There are several ways that NASA is shifting toward a zero-trust model beyond simply automating some aspects of its cybersecurity response.

As the National Institute of Standards and Technology notes in its zero-trust architecture guidance, which was finalized in August, zero trust is not one set of technologies. It is rather an “an evolving set of cybersecurity paradigms that move defenses from static, network-based perimeters to focus on users, assets, and resources.”

A zero-trust architecture uses zero-trust principles to plan enterprise infrastructure and workflows, according to NIST. “Zero trust assumes there is no implicit trust granted to assets or user accounts based solely on their physical or network location (i.e., local area networks versus the internet),” NIST notes.

One of the ways NASA is embracing zero trust is through the updated Trusted Internet Connections 3.0 policy from the Department of Homeland Security. The updated guidance has helped NASA protect data beaming down from its satellites. “The amount of data that we are bringing down from satellites is staggering now, and so we actually ran into … a problem,” Witt said during the webinar, according to FedScoop.

NASA worked with DHS to develop a model to bring data from satellites into a secure cloud to make it easier for researchers to access the data.
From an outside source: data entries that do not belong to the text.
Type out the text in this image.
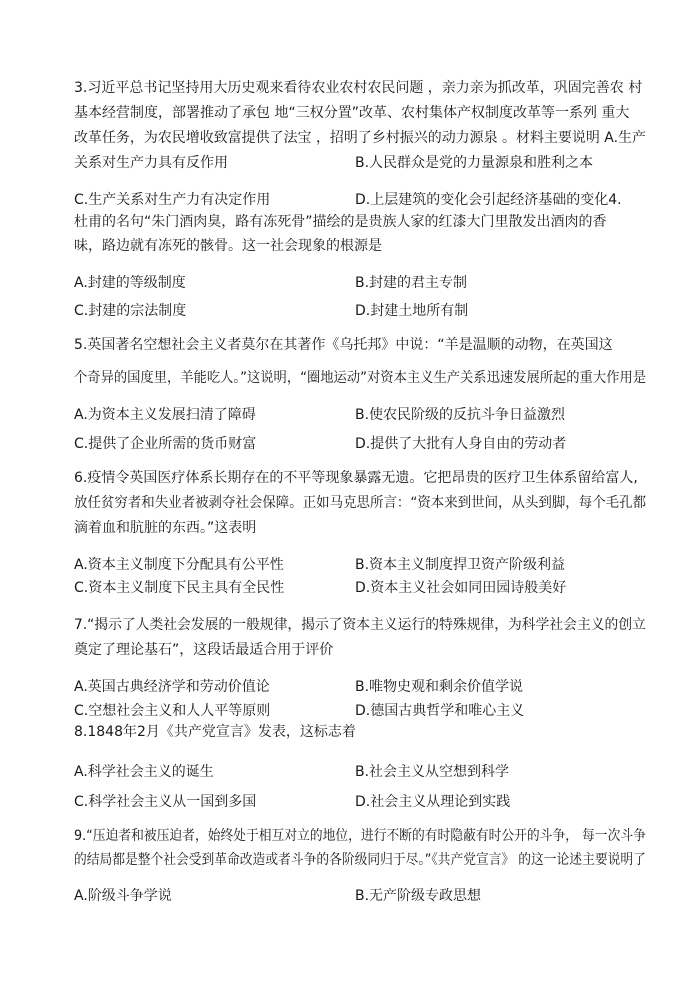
3.习近平总书记坚持用大历史观来看待农业农村农民问题 ，亲力亲为抓改革，巩固完善农 村
基本经营制度，部署推动了承包 地“三权分置”改革、农村集体产权制度改革等一系列 重大
改革任务，为农民增收致富提供了法宝 ，招明了乡村振兴的动力源泉 。材料主要说明 A.生产
关系对生产力具有反作用	B.人民群众是党的力量源泉和胜利之本
C.生产关系对生产力有决定作用	D.上层建筑的变化会引起经济基础的变化4.
杜甫的名句“朱门酒肉臭，路有冻死骨”描绘的是贵族人家的红漆大门里散发出酒肉的香
味，路边就有冻死的骸骨。这一社会现象的根源是
A.封建的等级制度	B.封建的君主专制
C.封建的宗法制度	D.封建土地所有制
5.英国著名空想社会主义者莫尔在其著作《乌托邦》中说：“羊是温顺的动物，在英国这
个奇异的国度里，羊能吃人。”这说明，“圈地运动”对资本主义生产关系迅速发展所起的重大作用是
A.为资本主义发展扫清了障碍	B.使农民阶级的反抗斗争日益激烈
C.提供了企业所需的货币财富	D.提供了大批有人身自由的劳动者
6.疫情令英国医疗体系长期存在的不平等现象暴露无遗。它把昂贵的医疗卫生体系留给富人,
放任贫穷者和失业者被剥夺社会保障。正如马克思所言：“资本来到世间，从头到脚，每个毛孔都
滴着血和肮脏的东西。”这表明
A.资本主义制度下分配具有公平性	B.资本主义制度捍卫资产阶级利益
C.资本主义制度下民主具有全民性	D.资本主义社会如同田园诗般美好
7.“揭示了人类社会发展的一般规律，揭示了资本主义运行的特殊规律，为科学社会主义的创立
奠定了理论基石”，这段话最适合用于评价
A.英国古典经济学和劳动价值论	B.唯物史观和剩余价值学说
C.空想社会主义和人人平等原则	D.德国古典哲学和唯心主义
8.1848年2月《共产党宣言》发表，这标志着
A.科学社会主义的诞生	B.社会主义从空想到科学
C.科学社会主义从一国到多国	D.社会主义从理论到实践
9.“压迫者和被压迫者，始终处于相互对立的地位，进行不断的有时隐蔽有时公开的斗争， 每一次斗争
的结局都是整个社会受到革命改造或者斗争的各阶级同归于尽。”《共产党宣言》 的这一论述主要说明了
A.阶级斗争学说	B.无产阶级专政思想
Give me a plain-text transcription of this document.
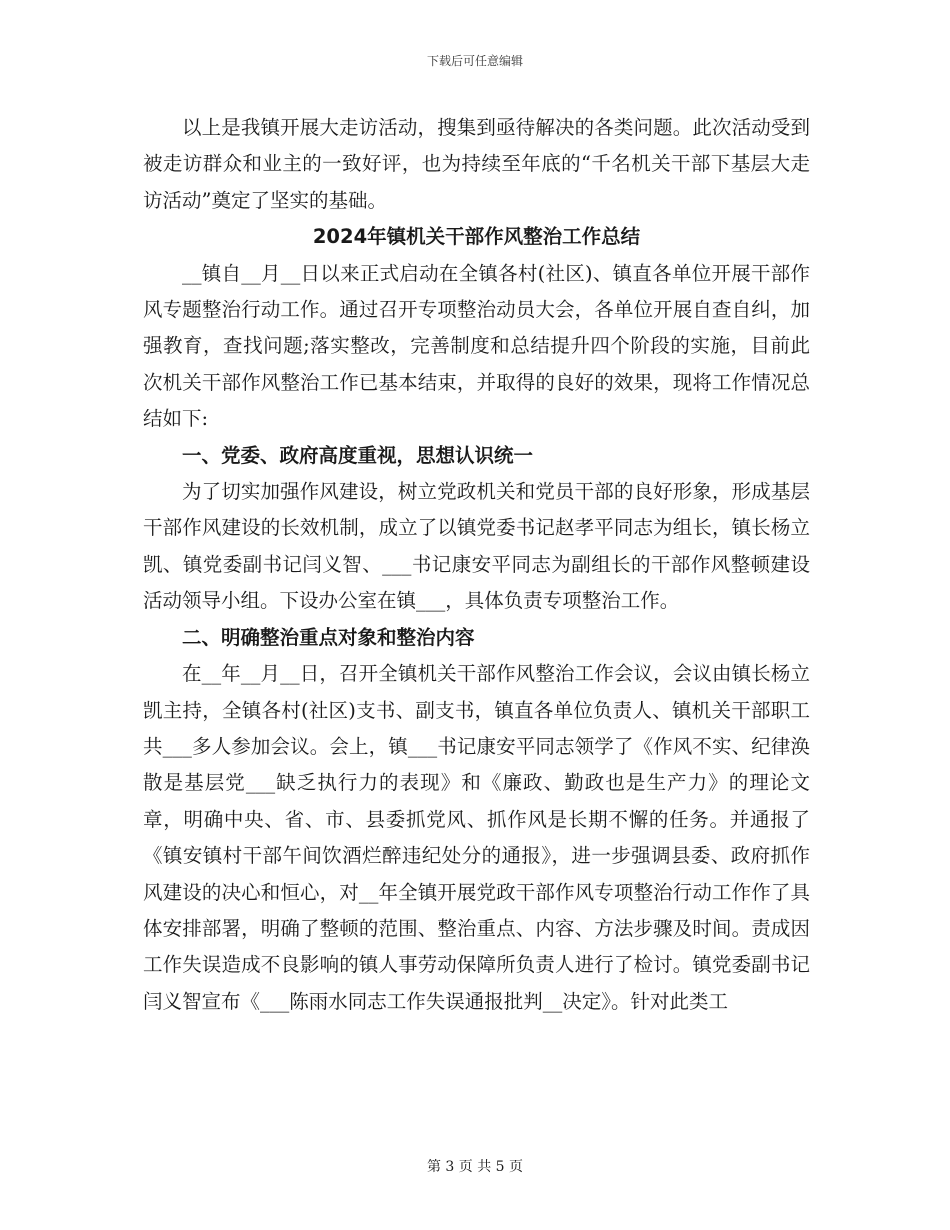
下载后可任意编辑

以上是我镇开展大走访活动，搜集到亟待解决的各类问题。此次活动受到被走访群众和业主的一致好评，也为持续至年底的“千名机关干部下基层大走访活动”奠定了坚实的基础。

2024年镇机关干部作风整治工作总结

__镇自__月__日以来正式启动在全镇各村(社区)、镇直各单位开展干部作风专题整治行动工作。通过召开专项整治动员大会，各单位开展自查自纠，加强教育，查找问题;落实整改，完善制度和总结提升四个阶段的实施，目前此次机关干部作风整治工作已基本结束，并取得的良好的效果，现将工作情况总结如下:

一、党委、政府高度重视，思想认识统一

为了切实加强作风建设，树立党政机关和党员干部的良好形象，形成基层干部作风建设的长效机制，成立了以镇党委书记赵孝平同志为组长，镇长杨立凯、镇党委副书记闫义智、___书记康安平同志为副组长的干部作风整顿建设活动领导小组。下设办公室在镇___，具体负责专项整治工作。

二、明确整治重点对象和整治内容

在__年__月__日，召开全镇机关干部作风整治工作会议，会议由镇长杨立凯主持，全镇各村(社区)支书、副支书，镇直各单位负责人、镇机关干部职工共___多人参加会议。会上，镇___书记康安平同志领学了《作风不实、纪律涣散是基层党___缺乏执行力的表现》和《廉政、勤政也是生产力》的理论文章，明确中央、省、市、县委抓党风、抓作风是长期不懈的任务。并通报了《镇安镇村干部午间饮酒烂醉违纪处分的通报》，进一步强调县委、政府抓作风建设的决心和恒心，对__年全镇开展党政干部作风专项整治行动工作作了具体安排部署，明确了整顿的范围、整治重点、内容、方法步骤及时间。责成因工作失误造成不良影响的镇人事劳动保障所负责人进行了检讨。镇党委副书记闫义智宣布《___陈雨水同志工作失误通报批判__决定》。针对此类工

第 3 页 共 5 页
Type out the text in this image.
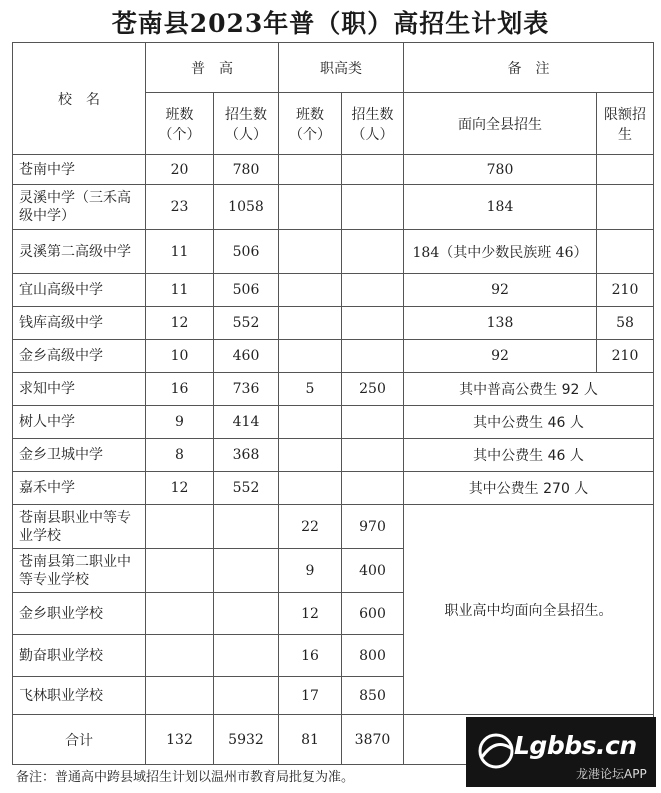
苍南县2023年普（职）高招生计划表
校　名	普　高		职高类		备　注	
	班数（个）	招生数（人）	班数（个）	招生数（人）	面向全县招生	限额招生
苍南中学	20	780			780	
灵溪中学（三禾高级中学）	23	1058			184	
灵溪第二高级中学	11	506			184（其中少数民族班 46）	
宜山高级中学	11	506			92	210
钱库高级中学	12	552			138	58
金乡高级中学	10	460			92	210
求知中学	16	736	5	250	其中普高公费生 92 人	
树人中学	9	414			其中公费生 46 人	
金乡卫城中学	8	368			其中公费生 46 人	
嘉禾中学	12	552			其中公费生 270 人	
苍南县职业中等专业学校			22	970	职业高中均面向全县招生。	
苍南县第二职业中等专业学校			9	400		
金乡职业学校			12	600		
勤奋职业学校			16	800		
飞林职业学校			17	850		
合计	132	5932	81	3870		
备注：普通高中跨县域招生计划以温州市教育局批复为准。
Lgbbs.cn
龙港论坛APP
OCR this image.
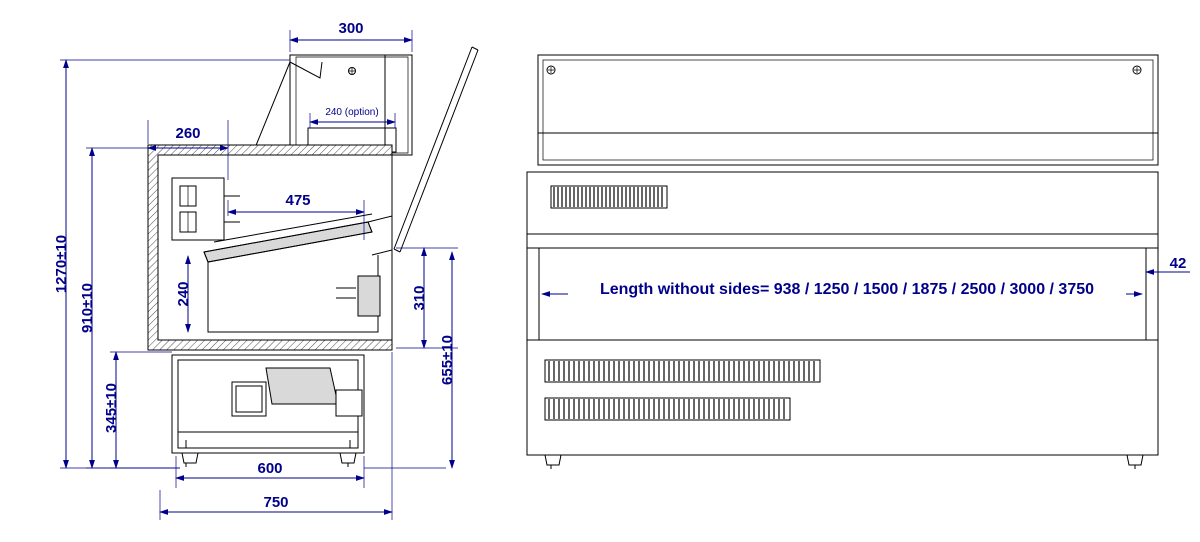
300
240 (option)
260
475
240
1270±10
910±10
345±10
310
655±10
600
750
Length without sides= 938 / 1250 / 1500 / 1875 / 2500 / 3000 / 3750
42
NASA is also using machine-learning technology to analyze its system log files to detect anomalous behavior. The space agency is also partnering with the Defense Department and the intelligence community on “red teaming” exercises to spot vulnerabilities in its network before malicious actors do, Witt said, according FedScoop. NASA has also shrunk its “significant” system footprint down to a third of where it was three years ago. “We’re probably still not where we need to be,” Witt said.

READ MORE: Find out how to enhance mobile endpoint security as users telework.

How Will Zero Trust Play Out in Government?

How much will agencies invest in technologies and the kind of IT security integrations that would enable them to move to a zero-trust model?

Laura Criste, a Bloomberg Government federal market analyst, tells Federal News Network that the federal government “has a lot of the technologies that would go into zero trust, like continuous diagnostics and mitigation.” She says that CDM technologies, which are still not fully implemented across the government, will be critical to getting to zero trust.

“So even though they have the technologies, they need to integrate them, they need to use them in a way that implements the zero trust framework,” she says. “And then they’ll probably still need some technology. I wouldn’t expect that they have every single piece that they need.”

Criste expects that agencies will “buy some more modern technologies and replace some of those legacy systems. And then they’ll need contractors that can help integrate those systems, and who are experts in those different types of technologies.”